Enclosure, Dunmore, Co. Kilkenny
Co. Kilkenny |
Enclosures
On a gravel ridge above the eastern edge of the Nore river valley in County Kilkenny, there is a circular enclosure that nobody walking the ground would ever know was there.
About twenty metres across and defined by a fosse, a type of external ditch that typically marks the boundary of an enclosed settlement or ceremonial space, it leaves no mark on the surface of the rolling grassland. It exists, to all practical purposes, only from the air.
The enclosure came to light as a cropmark on an aerial photograph taken on 10 July 1973, part of the Cambridge University Collection of Aerial Photography. Cropmarks appear when buried features such as ditches or walls affect how vegetation grows above them; a filled-in fosse retains more moisture than the surrounding soil, producing a strip of lusher or differently coloured crop that, under the right conditions, becomes legible from altitude. The Dunmore example sits on top of a NW-SE gravel ridge, a position that would have offered its original occupants fair to good views across the valley in most directions, a consideration that recurs repeatedly in the siting of early enclosures across Ireland. A second enclosure lies roughly eighty metres to the northwest, suggesting this was not an isolated feature in the ancient landscape but part of something more organised, though the relationship between the two remains unexcavated and unexplained.

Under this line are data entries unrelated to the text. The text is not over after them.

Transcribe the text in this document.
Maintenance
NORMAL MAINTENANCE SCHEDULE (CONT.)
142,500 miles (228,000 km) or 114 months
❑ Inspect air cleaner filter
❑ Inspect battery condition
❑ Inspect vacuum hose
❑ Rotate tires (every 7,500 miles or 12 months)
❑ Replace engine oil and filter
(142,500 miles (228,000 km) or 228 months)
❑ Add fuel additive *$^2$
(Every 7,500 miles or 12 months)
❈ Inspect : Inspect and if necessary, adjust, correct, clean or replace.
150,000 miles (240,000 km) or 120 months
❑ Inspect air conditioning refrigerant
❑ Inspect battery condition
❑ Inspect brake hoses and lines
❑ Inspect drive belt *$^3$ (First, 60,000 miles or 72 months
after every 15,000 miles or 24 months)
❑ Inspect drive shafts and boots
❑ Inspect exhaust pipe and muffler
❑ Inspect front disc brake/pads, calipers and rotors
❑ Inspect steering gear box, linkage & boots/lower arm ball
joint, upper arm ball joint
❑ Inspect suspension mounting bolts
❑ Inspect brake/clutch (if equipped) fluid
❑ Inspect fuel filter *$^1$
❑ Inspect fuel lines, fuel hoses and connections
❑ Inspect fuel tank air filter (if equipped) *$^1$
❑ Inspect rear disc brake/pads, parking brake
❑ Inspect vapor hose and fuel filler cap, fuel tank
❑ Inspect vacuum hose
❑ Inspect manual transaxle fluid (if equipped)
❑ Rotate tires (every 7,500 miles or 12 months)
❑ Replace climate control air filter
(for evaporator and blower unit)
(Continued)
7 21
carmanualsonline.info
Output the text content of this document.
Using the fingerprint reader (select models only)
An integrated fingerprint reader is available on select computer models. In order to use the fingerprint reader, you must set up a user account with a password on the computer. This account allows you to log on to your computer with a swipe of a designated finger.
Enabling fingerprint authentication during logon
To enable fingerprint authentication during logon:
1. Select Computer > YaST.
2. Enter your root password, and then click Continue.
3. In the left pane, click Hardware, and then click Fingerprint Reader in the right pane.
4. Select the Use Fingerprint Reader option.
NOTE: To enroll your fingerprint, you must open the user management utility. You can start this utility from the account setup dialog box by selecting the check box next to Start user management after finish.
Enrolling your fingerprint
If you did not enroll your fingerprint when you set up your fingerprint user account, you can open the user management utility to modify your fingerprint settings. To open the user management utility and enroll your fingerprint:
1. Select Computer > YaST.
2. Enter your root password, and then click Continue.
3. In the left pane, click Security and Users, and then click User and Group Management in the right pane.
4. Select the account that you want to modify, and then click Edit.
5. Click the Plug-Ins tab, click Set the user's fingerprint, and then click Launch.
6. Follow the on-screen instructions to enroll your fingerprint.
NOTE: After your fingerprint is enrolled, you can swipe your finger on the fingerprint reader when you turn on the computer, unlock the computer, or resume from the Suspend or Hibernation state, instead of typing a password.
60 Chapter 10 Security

Because the enclosure is invisible at ground level, there is nothing to pick out on a walk through the area, and its precise character, whether domestic, agricultural, or otherwise, cannot be determined without further investigation. What the aerial photograph preserves is essentially a shadow, the faint outline of a boundary that someone once considered worth digging, on a ridge above a river valley, at some point deep enough in the past that the land has long since smoothed over it.